Bruin supports running Python natively, wherever you are running Bruin.

  • It spins up an individual virtual environment for each Python asset.
  • It passes secrets as environment variables.
  • It injects the start and end dates as environment variables.
  • It caches the virtual environments for faster execution.

Python assets are built to be as flexible as possible. You can use any Python package you want, as long as it is installable with pip.

Python Packages - Requirements

Python assets are searching for the closest requirements.txt file in the file tree and creates a virtual environment for that file.

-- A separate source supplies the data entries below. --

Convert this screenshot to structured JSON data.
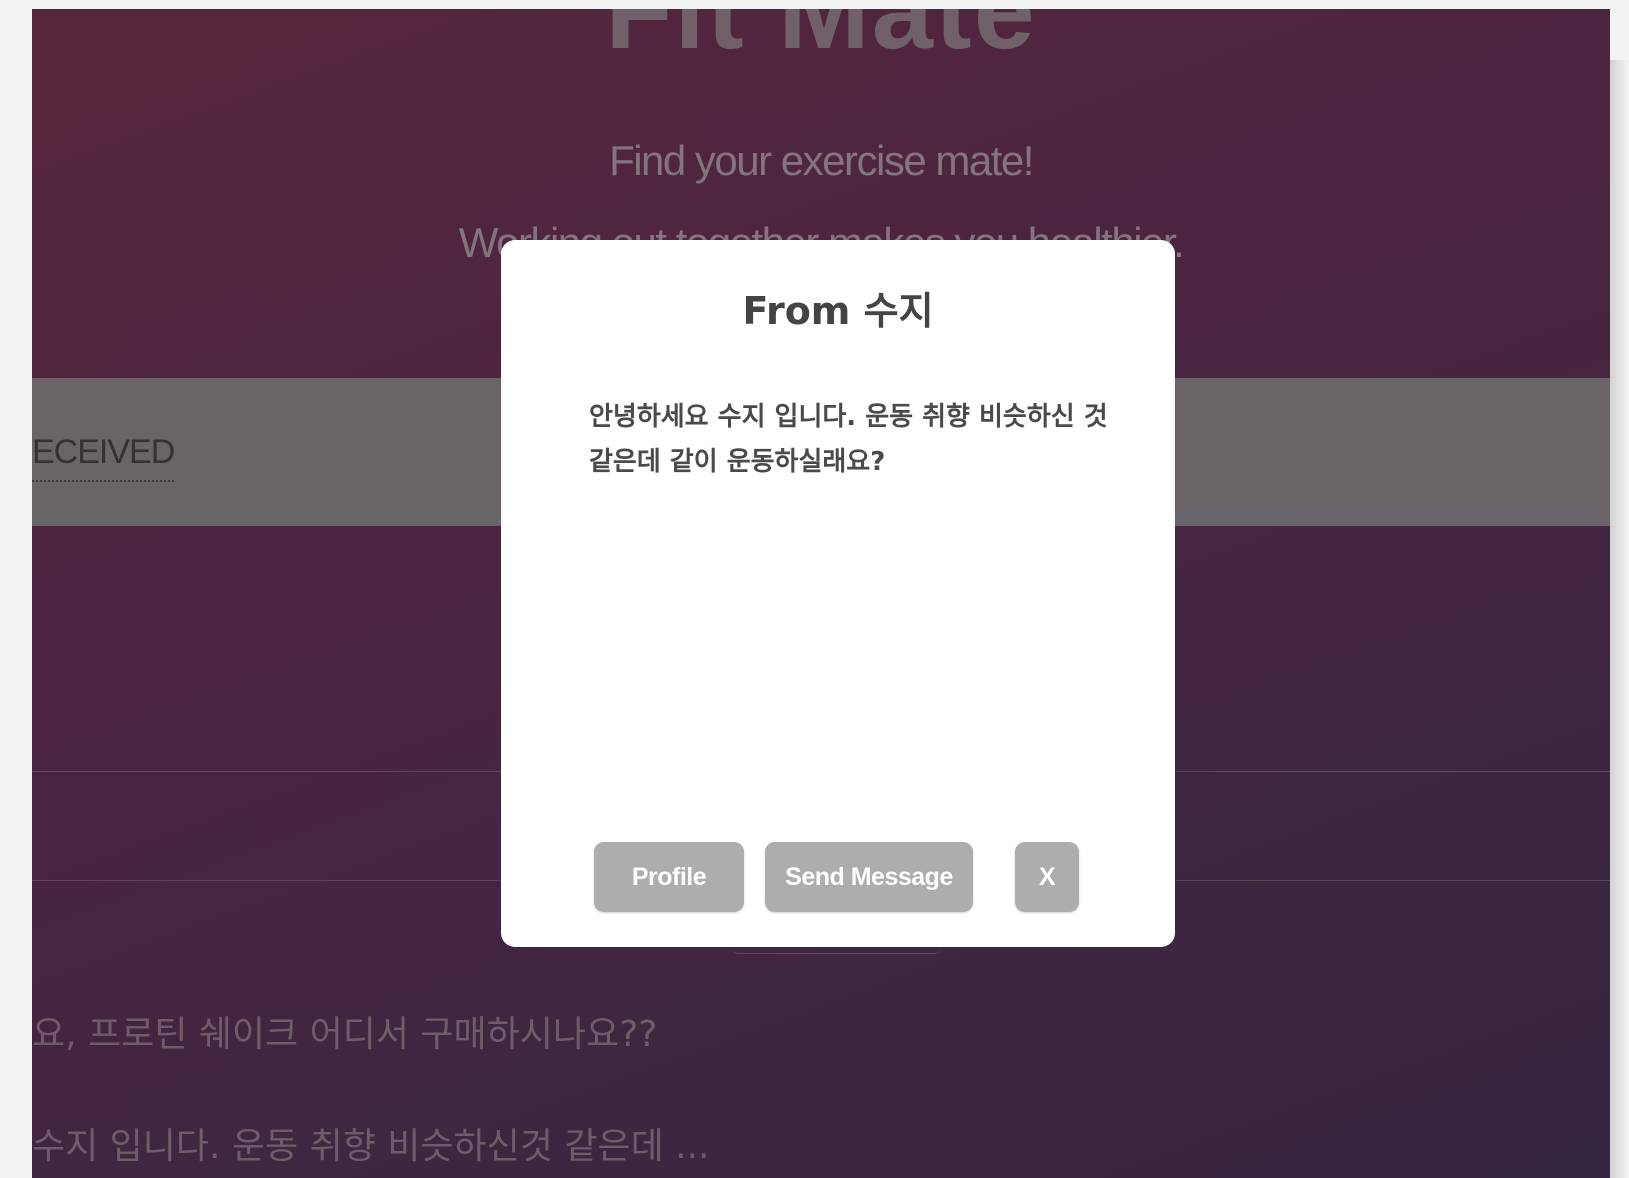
{
  "app": {
    "brand_title": "Fit Mate",
    "tagline": "Find your exercise mate!",
    "subtagline": "Working out together makes you healthier."
  },
  "tabs": {
    "received_label": "ECEIVED"
  },
  "message_list": [
    {
      "preview": "요, 프로틴 쉐이크 어디서 구매하시나요??"
    },
    {
      "preview": "수지 입니다. 운동 취향 비슷하신것 같은데 ..."
    }
  ],
  "modal": {
    "title": "From 수지",
    "body": "안녕하세요 수지 입니다. 운동 취향 비슷하신 것 같은데 같이 운동하실래요?",
    "buttons": {
      "profile_label": "Profile",
      "send_message_label": "Send Message",
      "close_label": "X"
    }
  },
  "colors": {
    "background_gradient_start": "#6b2a45",
    "background_gradient_end": "#3a2a4b",
    "tab_band": "#818080",
    "modal_bg": "#ffffff",
    "button_bg": "#adadad",
    "button_text": "#ffffff"
  }
}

For example, assume you have a file tree such as:

* folder1
    * folder2
        * test.py
        * requirements.txt
    * folder3
        * test2.py
    * requirements.txt
* folder4
    * folder5
        * folder6
            * test3.py
* requirements.txt
  • When Bruin runs test.py, it will use the folder1/folder2/requirements.txt in folder2, since they are in the same folder.
  • For test2.py, since there is no requirements.txt in the same folder, Bruin goes up one level in the tree and finds folder1/requirements.txt.
  • Similarly, requirements.txt in the main folder used for test3.py since none of folder6, folder5 and folder4 have any requirements.txt files.

Each virtual environment is cached in ~/.bruin/virtualenvs folder

Examples

python
""" @bruin
name: hello_world
type: python
@bruin """

print("Hello World!")

Ingest data to BigQuery via an API

python
""" @bruin
name: raw_data.currency_rates
type: python
secrets:
    - key: bigquery_conn
@bruin """

import os
import currency_rates
import pandas as pd
import json
from google.cloud import bigquery

# Bruin injects secrets as a JSON string.
# This function takes a connection name and returns a BigQuery client
def get_bq_client(conn_name: str) -> bigquery.Client:
    serv_acc = json.loads(os.environ[conn_name])
    return bigquery.Client.from_service_account_info(
        json.loads(serv_acc["service_account_json"]), 
        project=serv_acc["project_id"]
    )

START_DATE = os.environ["BRUIN_START_DATE"]
END_DATE = os.environ["BRUIN_END_DATE"]

bq_client = get_bq_client("bigquery_conn")

df = currency_rates.get_rates(start=START_DATE, end=END_DATE)

df.to_gbq("raw_data.currency_rates", if_exists="replace", credentials=bq_client._credentials)